In El Salvador, where Bitcoin has been adopted as legal tender and citizens received $30 in Bitcoin, its use as currency has not been widespread. According to Bindseil and Schaaf, Bitcoin transactions are slow, cumbersome, costly, and, apart from illicit activities on the darknet, virtually non-existent.

Central banks and traditional financial institutions have long maintained a skeptical stance towards cryptocurrencies, a sentiment echoed by the Central Bank of Azerbaijan. While not officially recognizing cryptocurrencies as a form of payment, the bank has urged caution, citing associated risks.

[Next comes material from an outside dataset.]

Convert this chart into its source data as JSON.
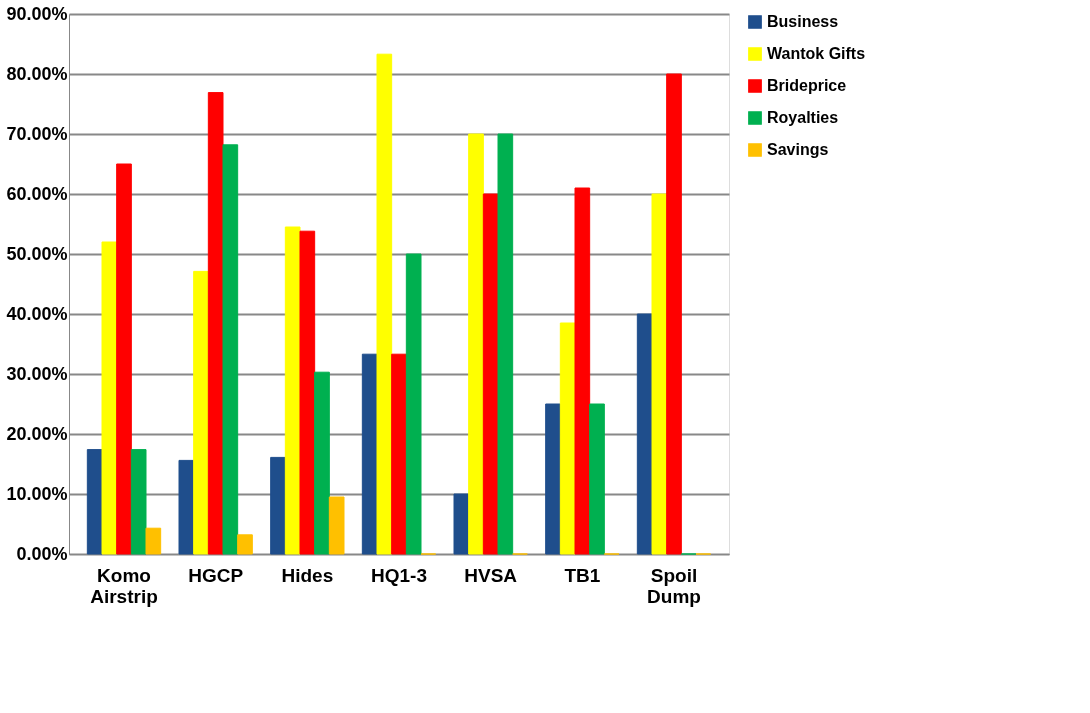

Cryptocurrencies are neither legalized nor prohibited in Azerbaijan, meaning their possession and use are not illegal but also not state-regulated. Recent studies indicate that 3.4% of Azerbaijan's population owns cryptocurrency, with Bitcoin being the most prevalent. Additionally, purchasing cryptocurrency from abroad is subject to an 18% VAT, and a 10% withholding tax applies when residents transfer funds to non-resident cryptocurrency wallets. Furthermore, cryptocurrency transaction profits are taxable for legal entities and individuals.

The absence of explicit cryptocurrency legislation poses challenges for taxpayers, particularly regarding income declaration and tax payments. Cryptocurrency volatility complicates the accurate valuation of assets, potentially leading to declaration errors.

Guliyev notes that while there is interest in cryptocurrency within Azerbaijan, the creation of suitable social, economic, and legal frameworks is essential for its adoption: "Educating the populace and enacting relevant laws are prerequisites. Only then can cryptocurrencies become viable payment options in the real sector," he asserts. Guliyev believes that alternative payment methods would introduce a new payment culture and technological advancements, marking a significant shift towards economic transparency. "The future of the digital currency sector in our country hinges on legal recognition and technical integration of payment methods among economic entities," he concludes.

In essence, regardless of traditional financiers' reluctance to embrace cryptocurrencies, these digital assets have become deeply ingrained in people's lives, offering new avenues for financial gain. The consistent rise in Bitcoin prices signifies the increasing influence of technology in supplanting established norms.